Martin Thompson, Founder of the ITAM Forum and one of the report’s authors, said: “While much of the focus on sustainable IT has been on electricity consumption, particularly when it comes to datacentres, the more alarming concern is that IT is an extractive industry. In order to build equipment to satisfy the demand for all things digital, from mobile phones and IoT sensors through to laptops and cloud data centres, a vast array of precious metals are required, such as silver, gold, copper and platinum. Despite these precious metals being finite, only 17.4% of 2019’s e-waste was collected and recycled (according to the UN’s E-waste Monitor). This means that gold, silver, copper, platinum and other high-value, recoverable materials conservatively valued at $57 billion – a sum greater than the Gross Domestic Product of most countries – were mostly dumped or burned rather than being collected for treatment and reuse.
Ways in which ITAM can support IT sustainability efforts include:
- More intelligent sourcing of IT: e.g. what spec do we really need, what is the TCO of this investment, including the environmental impact? *Make repairability a criterion for IT purchases: questions such as How repairable is it?, Are parts interchangeable between devices?, What is the real usable life of the product? will focus the minds of suppliers on repairability.

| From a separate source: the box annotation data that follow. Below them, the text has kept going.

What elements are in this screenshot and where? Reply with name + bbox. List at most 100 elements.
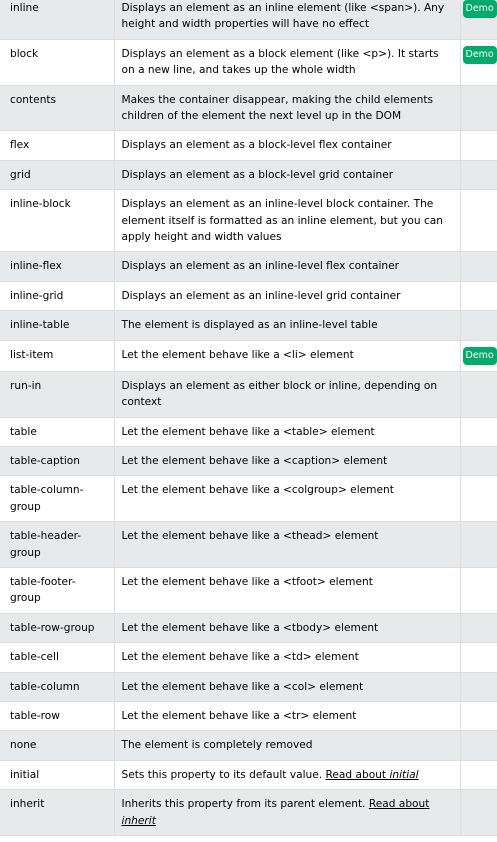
demo-cell: Demo	[460, 39, 497, 86]
description-text: Let the element behave like a <caption> …	[121, 454, 388, 467]
demo-cell	[460, 310, 497, 341]
property-description: Sets this property to its default value.…	[114, 760, 461, 791]
read-about-prefix: Read about	[325, 768, 390, 781]
property-value: initial	[0, 760, 115, 791]
table-row: grid Displays an element as a block-level…	[0, 160, 497, 191]
table-row: table-column-group Let the element behave…	[0, 475, 497, 523]
demo-cell	[460, 567, 497, 614]
property-value: table-cell	[0, 642, 115, 673]
description-text: Displays an element as either block or i…	[121, 379, 438, 409]
description-text: Let the element behave like a <td> eleme…	[121, 651, 359, 664]
property-description: Makes the container disappear, making th…	[114, 85, 461, 132]
property-description: Let the element behave like a <colgroup>…	[114, 475, 461, 523]
table-row: inline-block Displays an element as an in…	[0, 189, 497, 253]
property-description: Displays an element as an inline-level g…	[114, 281, 461, 312]
description-text: Displays an element as a block element (…	[121, 47, 439, 77]
property-description: Displays an element as either block or i…	[114, 371, 461, 418]
demo-cell	[460, 85, 497, 132]
demo-cell	[460, 521, 497, 568]
description-text: Let the element behave like a <li> eleme…	[121, 348, 354, 361]
demo-cell	[460, 189, 497, 253]
demo-cell	[460, 160, 497, 191]
description-text: Let the element behave like a <tfoot> el…	[121, 575, 373, 588]
demo-cell: Demo	[460, 0, 497, 40]
table-row: table-cell Let the element behave like a …	[0, 642, 497, 673]
description-text: Sets this property to its default value.	[121, 768, 323, 781]
property-value: block	[0, 39, 115, 86]
property-description: The element is completely removed	[114, 730, 461, 761]
table-row: inherit Inherits this property from its p…	[0, 789, 497, 836]
display-values-table: inline Displays an element as an inline e…	[0, 0, 497, 836]
description-text: Let the element behave like a <col> elem…	[121, 680, 364, 693]
description-text: Displays an element as an inline element…	[121, 2, 445, 31]
property-description: Let the element behave like a <td> eleme…	[114, 642, 461, 673]
demo-cell	[460, 475, 497, 523]
table-row: inline-flex Displays an element as an inl…	[0, 251, 497, 282]
property-description: Displays an element as a block element (…	[114, 39, 461, 86]
table-row: inline-grid Displays an element as an inl…	[0, 281, 497, 312]
property-value: table	[0, 417, 115, 447]
property-description: Let the element behave like a <tbody> el…	[114, 613, 461, 644]
property-value: inline-grid	[0, 281, 115, 312]
demo-cell	[460, 251, 497, 282]
table-row: inline Displays an element as an inline e…	[0, 0, 497, 40]
property-description: Displays an element as a block-level gri…	[114, 160, 461, 191]
display-values-table-wrapper: inline Displays an element as an inline e…	[0, 0, 497, 836]
demo-cell	[460, 130, 497, 161]
table-row: table-footer-group Let the element behave…	[0, 567, 497, 614]
demo-cell	[460, 789, 497, 836]
demo-button[interactable]: Demo	[462, 0, 497, 18]
demo-button[interactable]: Demo	[462, 45, 497, 64]
property-value: table-header-group	[0, 521, 115, 568]
property-description: Displays an element as an inline-level f…	[114, 251, 461, 282]
property-value: inline-block	[0, 189, 115, 253]
property-description: Displays an element as an inline element…	[114, 0, 461, 40]
demo-cell	[460, 417, 497, 447]
property-description: The element is displayed as an inline-le…	[114, 310, 461, 341]
property-value: table-row-group	[0, 613, 115, 644]
property-value: table-column	[0, 672, 115, 702]
property-description: Let the element behave like a <col> elem…	[114, 672, 461, 702]
property-value: inline-table	[0, 310, 115, 341]
property-description: Let the element behave like a <tfoot> el…	[114, 567, 461, 614]
property-value: inherit	[0, 789, 115, 836]
property-value: table-row	[0, 701, 115, 732]
table-row: run-in Displays an element as either bloc…	[0, 371, 497, 418]
description-text: Let the element behave like a <table> el…	[121, 425, 375, 438]
read-about-keyword: inherit	[121, 814, 156, 827]
table-row: table Let the element behave like a <tabl…	[0, 417, 497, 447]
property-description: Inherits this property from its parent e…	[114, 789, 461, 836]
property-value: grid	[0, 160, 115, 191]
property-value: table-column-group	[0, 475, 115, 523]
description-text: Let the element behave like a <tr> eleme…	[121, 709, 357, 722]
property-description: Let the element behave like a <caption> …	[114, 446, 461, 477]
property-description: Let the element behave like a <tr> eleme…	[114, 701, 461, 732]
read-about-keyword: initial	[389, 768, 419, 781]
property-value: none	[0, 730, 115, 761]
table-row: table-header-group Let the element behave…	[0, 521, 497, 568]
description-text: Displays an element as an inline-level g…	[121, 289, 401, 302]
demo-cell	[460, 371, 497, 418]
table-row: table-caption Let the element behave like…	[0, 446, 497, 477]
property-value: inline-flex	[0, 251, 115, 282]
demo-cell	[460, 613, 497, 644]
property-description: Displays an element as a block-level fle…	[114, 130, 461, 161]
demo-cell	[460, 672, 497, 702]
property-description: Let the element behave like a <table> el…	[114, 417, 461, 447]
description-text: Makes the container disappear, making th…	[121, 93, 434, 123]
description-text: Displays an element as a block-level gri…	[121, 168, 394, 181]
property-description: Let the element behave like a <li> eleme…	[114, 340, 461, 372]
demo-cell	[460, 642, 497, 673]
demo-button[interactable]: Demo	[462, 346, 497, 365]
table-row: flex Displays an element as a block-level…	[0, 130, 497, 161]
demo-cell	[460, 281, 497, 312]
table-row: none The element is completely removed	[0, 730, 497, 761]
property-value: flex	[0, 130, 115, 161]
description-text: Displays an element as a block-level fle…	[121, 139, 392, 152]
description-text: Let the element behave like a <colgroup>…	[121, 484, 394, 497]
read-about-link[interactable]: Read about initial	[326, 769, 419, 781]
table-row: table-column Let the element behave like …	[0, 672, 497, 702]
description-text: Let the element behave like a <tbody> el…	[121, 621, 379, 634]
demo-cell	[460, 730, 497, 761]
property-value: table-footer-group	[0, 567, 115, 614]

- Sourcing from the secondary market: Do we really need the latest and greatest? Will a second-hand device meet our needs?

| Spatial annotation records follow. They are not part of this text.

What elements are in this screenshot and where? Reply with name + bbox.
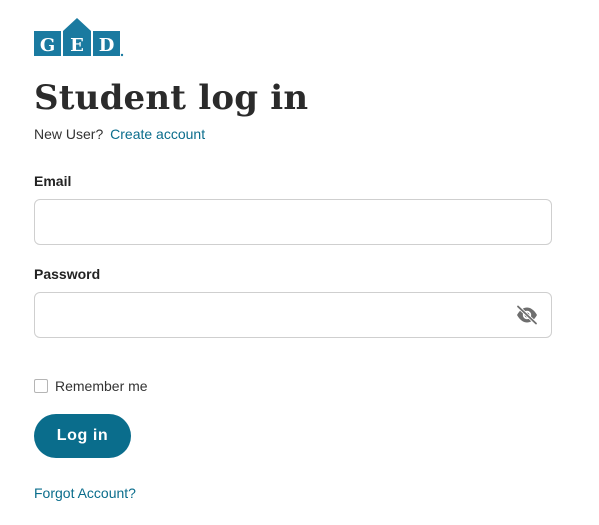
page-title: Student log in (34, 78, 309, 118)
new-user-prompt: New User? (34, 126, 104, 142)
password-visibility-toggle[interactable] (514, 304, 540, 326)
logo-letter-e: E (70, 35, 84, 56)
create-account-link[interactable]: Create account (110, 126, 205, 142)
remember-me-label: Remember me (55, 378, 148, 394)
logo-trademark-dot (120, 53, 124, 57)
forgot-account-link[interactable]: Forgot Account? (34, 484, 136, 502)
logo-letter-d: D (99, 35, 115, 56)
password-field[interactable] (34, 292, 552, 338)
login-button[interactable]: Log in (34, 414, 131, 458)
remember-me-checkbox[interactable] (34, 379, 48, 393)
email-field[interactable] (34, 199, 552, 245)
new-user-row: New User? Create account (34, 125, 205, 143)
remember-me-row: Remember me (34, 377, 148, 395)
email-label: Email (34, 173, 72, 189)
logo-letter-g: G (40, 35, 55, 56)
eye-off-icon (516, 305, 538, 325)
ged-logo: G E D (34, 18, 124, 57)
password-label: Password (34, 266, 101, 282)
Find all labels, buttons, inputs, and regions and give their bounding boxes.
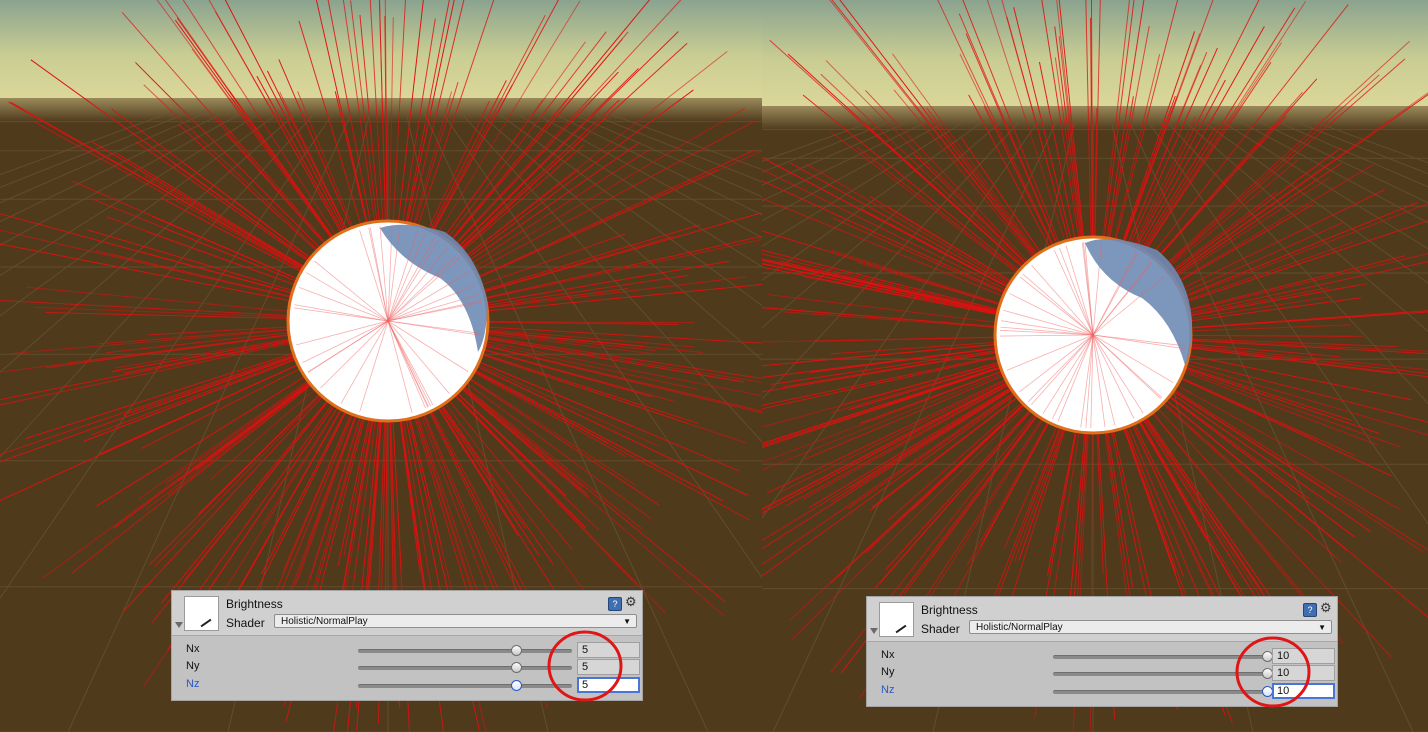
number-field[interactable]: 10 — [1272, 648, 1335, 664]
property-row-nz: Nz 5 — [172, 676, 642, 694]
material-preview-thumbnail — [879, 602, 914, 637]
material-title: Brightness — [226, 597, 283, 611]
gear-icon[interactable]: ⚙ — [625, 595, 639, 609]
shader-dropdown[interactable]: Holistic/NormalPlay ▼ — [274, 614, 637, 628]
chevron-down-icon: ▼ — [623, 617, 631, 626]
property-label: Ny — [881, 666, 895, 678]
gear-icon[interactable]: ⚙ — [1320, 601, 1334, 615]
property-label: Nx — [186, 643, 200, 655]
help-book-icon[interactable]: ? — [1303, 603, 1317, 617]
property-row-nx: Nx 10 — [867, 647, 1337, 665]
property-label: Nz — [881, 684, 895, 696]
foldout-arrow-icon[interactable] — [870, 628, 878, 634]
number-field[interactable]: 5 — [577, 677, 640, 693]
property-row-ny: Ny 10 — [867, 664, 1337, 682]
slider-track[interactable] — [358, 649, 572, 653]
slider-thumb[interactable] — [511, 645, 523, 656]
property-label: Ny — [186, 660, 200, 672]
material-header: Brightness ? ⚙ Shader Holistic/NormalPla… — [172, 591, 642, 636]
number-field[interactable]: 5 — [577, 659, 640, 675]
material-inspector-right: Brightness ? ⚙ Shader Holistic/NormalPla… — [866, 596, 1338, 707]
number-field[interactable]: 10 — [1272, 683, 1335, 699]
shader-dropdown[interactable]: Holistic/NormalPlay ▼ — [969, 620, 1332, 634]
slider-track[interactable] — [358, 666, 572, 670]
property-label: Nz — [186, 678, 200, 690]
shader-label: Shader — [921, 622, 960, 636]
shader-dropdown-value: Holistic/NormalPlay — [281, 616, 368, 627]
number-field[interactable]: 10 — [1272, 665, 1335, 681]
material-header: Brightness ? ⚙ Shader Holistic/NormalPla… — [867, 597, 1337, 642]
help-book-icon[interactable]: ? — [608, 597, 622, 611]
slider-track[interactable] — [358, 684, 572, 688]
property-row-ny: Ny 5 — [172, 658, 642, 676]
property-label: Nx — [881, 649, 895, 661]
horizon-haze — [0, 98, 762, 122]
property-row-nx: Nx 5 — [172, 641, 642, 659]
shader-label: Shader — [226, 616, 265, 630]
foldout-arrow-icon[interactable] — [175, 622, 183, 628]
material-preview-thumbnail — [184, 596, 219, 631]
number-field[interactable]: 5 — [577, 642, 640, 658]
sky — [762, 0, 1428, 108]
chevron-down-icon: ▼ — [1318, 623, 1326, 632]
slider-thumb[interactable] — [511, 662, 523, 673]
property-row-nz: Nz 10 — [867, 682, 1337, 700]
slider-track[interactable] — [1053, 672, 1267, 676]
material-title: Brightness — [921, 603, 978, 617]
slider-thumb[interactable] — [511, 680, 523, 691]
slider-track[interactable] — [1053, 655, 1267, 659]
slider-track[interactable] — [1053, 690, 1267, 694]
material-inspector-left: Brightness ? ⚙ Shader Holistic/NormalPla… — [171, 590, 643, 701]
shader-dropdown-value: Holistic/NormalPlay — [976, 622, 1063, 633]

- Redeploying IT assets internally: This is ITAM’s bread and butter, helping to reduce the amount of new IT that is purchased through the effective and efficient use of existing assets.
- Remarket or donate devices: Devices that are no longer usable to the organisation but still have market value should be sold on, and those that don’t should be donated to those who can use them.
A slow start for Windows 11
One month after the launch of Windows 11, just 0.2% of PC users had switched to the new operating system, according to analysis of more than 10 million Windows devices by IT asset management platform provider Lansweeper. This makes Windows 11 currently the fifth most popular Windows Operating System. Almost 1 in 10 Windows devices (9.93%) still run end of life operating systems, including Windows XP and Windows 7, which Microsoft stopped supporting in 2014 and 2020 respectively.
Lansweeper’s analysis suggests that less than 45% of Windows workstations are able to receive the automatic Windows 11 upgrade. While anyone can manually install Windows 11 regardless of the CPU, an automatic upgrade is only possible if three critical components of the computer – the CPU, the RAM and the Trusted Platform Modules (TPM) – meet the requirements necessary to execute the upgrade. Most workstations analysed by Lansweeper passed the RAM test (91%), but only about half of workstation CPUs (44.4%) and TPMs (52.55%) met the requirements. In the case of the latter, 19% failed and 28% were not TPM compatible or did not have it enabled.